Cumhurbaşkanlığı arşivi 1991 yılına kadar araştırmacılara açık kalmış ancak 1991 yılında bilgisayara geçirilmek için araştırmacılara kapatılmış ancak Türk tarih kurumu ve Genel Kurmay Başkanlığı Askeri tarih ve Stratejik etütler arşivine birer nüshası verilerek araştırmacıların bu belgelerden mahrum kalması engellenmiştir.

Türk İnkılap Tarihi enstitüsü ve Türk Tarih kurumu arşivleri de araştırmacılara açıktır. Aynı zamanda Türk tarih kurumu bu bilgi ve belgeleri araştırmacıların daha çok faydalanabilmeleri için muhtelif kitaplar halinde yayınlanmıştır. Bu belgeleri geçerli kılan en önemli unsurda o dönemde yaşamış ve bu belgelerle hiç bir bağlantısı olmayan kişilerce kaleme alınmış hatıraların belgelerle tıpatıp benzerlik göstermeleridir.

TARİHİMİZE GEREKLİ ÖNEMİ VERMEK ZORUNDAYIZ

Tarih yazmak yoğun bir çalışma gerektirmektedir. 45 yıldır yoğun bir şekilde tarih araştırması içerisindeyim. Herhangi bir konuda yazabilmek için bazen 20 yıl o konuyla ilgili sarih kaynakları belgeleri toplamak başta konuyla ilgili çalışmak ve araştırma yapmak gerekiyor. Bizim gençliğimizde olayları yaşamış insanları bulup konuşarak en azından gerçekler ekseninde bir çalışma yapmak mümkündü. Bu gün o insanlarda atlarına binip gittiler. Özellikle 90’lı yıllardan itibaren çıkardığım gazete ve dergiler vasıtasıyla dönemin en kıymetli tarihçileri ve Bilim adamları ile birlikte oldum.

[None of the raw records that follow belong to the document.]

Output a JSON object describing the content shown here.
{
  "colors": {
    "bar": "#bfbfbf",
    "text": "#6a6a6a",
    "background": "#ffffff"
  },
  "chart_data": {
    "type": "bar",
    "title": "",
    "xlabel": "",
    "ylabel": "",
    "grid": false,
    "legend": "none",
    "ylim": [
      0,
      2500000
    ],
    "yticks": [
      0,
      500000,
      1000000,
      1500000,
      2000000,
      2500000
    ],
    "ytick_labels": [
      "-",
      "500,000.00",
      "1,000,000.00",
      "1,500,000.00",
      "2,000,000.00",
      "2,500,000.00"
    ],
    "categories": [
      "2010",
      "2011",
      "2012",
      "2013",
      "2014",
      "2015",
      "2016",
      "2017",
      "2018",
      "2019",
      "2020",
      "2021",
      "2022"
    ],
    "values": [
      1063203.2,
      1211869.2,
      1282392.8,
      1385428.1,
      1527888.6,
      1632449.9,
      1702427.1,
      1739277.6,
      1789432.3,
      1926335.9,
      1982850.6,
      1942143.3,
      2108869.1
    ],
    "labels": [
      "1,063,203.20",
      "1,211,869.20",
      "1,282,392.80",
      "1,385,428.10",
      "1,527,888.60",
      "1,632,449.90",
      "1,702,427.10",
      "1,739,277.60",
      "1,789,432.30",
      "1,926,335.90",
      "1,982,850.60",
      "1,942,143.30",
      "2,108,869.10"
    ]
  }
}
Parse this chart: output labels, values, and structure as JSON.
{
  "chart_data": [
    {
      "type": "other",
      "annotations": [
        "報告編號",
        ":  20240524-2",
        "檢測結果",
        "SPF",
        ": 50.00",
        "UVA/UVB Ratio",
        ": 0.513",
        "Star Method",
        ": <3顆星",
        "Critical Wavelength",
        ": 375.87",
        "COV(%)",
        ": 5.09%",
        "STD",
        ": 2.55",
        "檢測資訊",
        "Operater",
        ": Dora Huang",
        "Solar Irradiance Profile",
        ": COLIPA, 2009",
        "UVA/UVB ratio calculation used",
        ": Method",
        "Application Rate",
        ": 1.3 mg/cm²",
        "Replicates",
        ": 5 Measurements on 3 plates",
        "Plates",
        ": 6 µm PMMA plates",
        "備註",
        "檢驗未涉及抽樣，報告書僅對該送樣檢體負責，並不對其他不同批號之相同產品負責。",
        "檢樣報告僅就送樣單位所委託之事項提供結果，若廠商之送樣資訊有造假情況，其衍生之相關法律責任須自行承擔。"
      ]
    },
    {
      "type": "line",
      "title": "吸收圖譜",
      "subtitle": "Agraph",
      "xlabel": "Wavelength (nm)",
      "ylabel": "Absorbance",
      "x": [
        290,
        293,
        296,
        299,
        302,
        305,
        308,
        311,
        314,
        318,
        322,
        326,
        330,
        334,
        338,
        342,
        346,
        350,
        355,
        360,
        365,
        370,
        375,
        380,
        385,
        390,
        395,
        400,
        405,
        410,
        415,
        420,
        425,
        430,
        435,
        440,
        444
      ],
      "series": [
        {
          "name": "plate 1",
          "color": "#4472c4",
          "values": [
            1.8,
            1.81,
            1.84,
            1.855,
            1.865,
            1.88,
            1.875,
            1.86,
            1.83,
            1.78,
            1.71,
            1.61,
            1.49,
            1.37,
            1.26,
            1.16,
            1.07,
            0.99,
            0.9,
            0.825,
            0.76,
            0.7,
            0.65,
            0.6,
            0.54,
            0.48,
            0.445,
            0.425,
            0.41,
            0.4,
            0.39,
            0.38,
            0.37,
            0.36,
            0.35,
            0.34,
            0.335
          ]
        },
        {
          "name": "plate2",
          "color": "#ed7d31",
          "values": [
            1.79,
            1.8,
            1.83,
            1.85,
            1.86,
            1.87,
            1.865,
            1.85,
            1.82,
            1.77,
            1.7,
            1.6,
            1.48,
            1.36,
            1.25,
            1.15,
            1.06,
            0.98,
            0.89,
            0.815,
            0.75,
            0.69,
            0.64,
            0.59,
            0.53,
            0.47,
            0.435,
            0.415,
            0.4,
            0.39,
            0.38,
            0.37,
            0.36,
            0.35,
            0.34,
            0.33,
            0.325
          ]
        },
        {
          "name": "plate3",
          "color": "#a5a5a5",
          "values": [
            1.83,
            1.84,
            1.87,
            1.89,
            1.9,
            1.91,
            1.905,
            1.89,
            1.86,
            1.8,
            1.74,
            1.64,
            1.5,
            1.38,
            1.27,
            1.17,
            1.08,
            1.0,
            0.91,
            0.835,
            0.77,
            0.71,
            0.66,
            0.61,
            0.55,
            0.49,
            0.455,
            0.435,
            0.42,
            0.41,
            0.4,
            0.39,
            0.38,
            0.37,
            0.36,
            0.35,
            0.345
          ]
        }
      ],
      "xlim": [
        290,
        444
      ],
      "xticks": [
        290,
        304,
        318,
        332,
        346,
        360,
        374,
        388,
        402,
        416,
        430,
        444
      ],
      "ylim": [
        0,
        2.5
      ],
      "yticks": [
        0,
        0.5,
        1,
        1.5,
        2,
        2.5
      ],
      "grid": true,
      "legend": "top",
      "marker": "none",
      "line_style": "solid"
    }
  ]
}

Onlarla aynı mekânlarda 15-20 yıl birlikte çalıştım. Her birisi abide olan tüm zamanını hatta kendisini vatana vakfetmek dışında bir çabası bulunmayan bu abide şahsiyetlerin yaşayanlarını saygıyla izliyorum. Ebediyete intikal edenleri de saygı ve dua ile anıyorum. Tabii ki aradan 20-25-30 yıl geçti. Devir değişti. İletişim çağındayız. Sosyal medya’nın en güzel tarafı burada hep beraber aynı okulda eğitim görür gibi olmamız soracağımızı anında sorabilmemiz veya cevaplayabilmemiz. Bu sebeple birbirimize faydalı olabileceğimiz her konuda öğrenmek istediklerimizi soralım. Tarihçilerimiz genelde bir dönem veya bir konu üzerinde çalışırlar. Mesela 19.yy Osmanlı tarihi ile ilgili soru sormak için İlber Ortaylıdan faydalanabilirsiniz. Ancak çok özel durumlar hariç ne yazık ki ulaşamazsınız. Benim uğraşı alanım tarihimizin her dönemini kapsayacak şekilde olmuştur. Tarihimizin herhangi bir dönemi ile ilgili öğrenmek istediklerinizi bana çekinmeden sorabilirsiniz. Ancak benim çalışma şeklim konu başlığı halindedir. Tabii ki her konu ile ilgili irticalen yazmamız bile en az bir iki günü alacağı için yapacağımız böyle bir çalışmadan sadece bir arkadaşımız değil tüm arkadaşlarımız faydalansın isterim. Bu sebeple eğer çok kısa bir olay ile ilgiliyse hemen anlatırım ancak karmaşık bir konuysa sıraya alırız paylaştığımız diğer konular gibi konu başlığı halinde anlatırız.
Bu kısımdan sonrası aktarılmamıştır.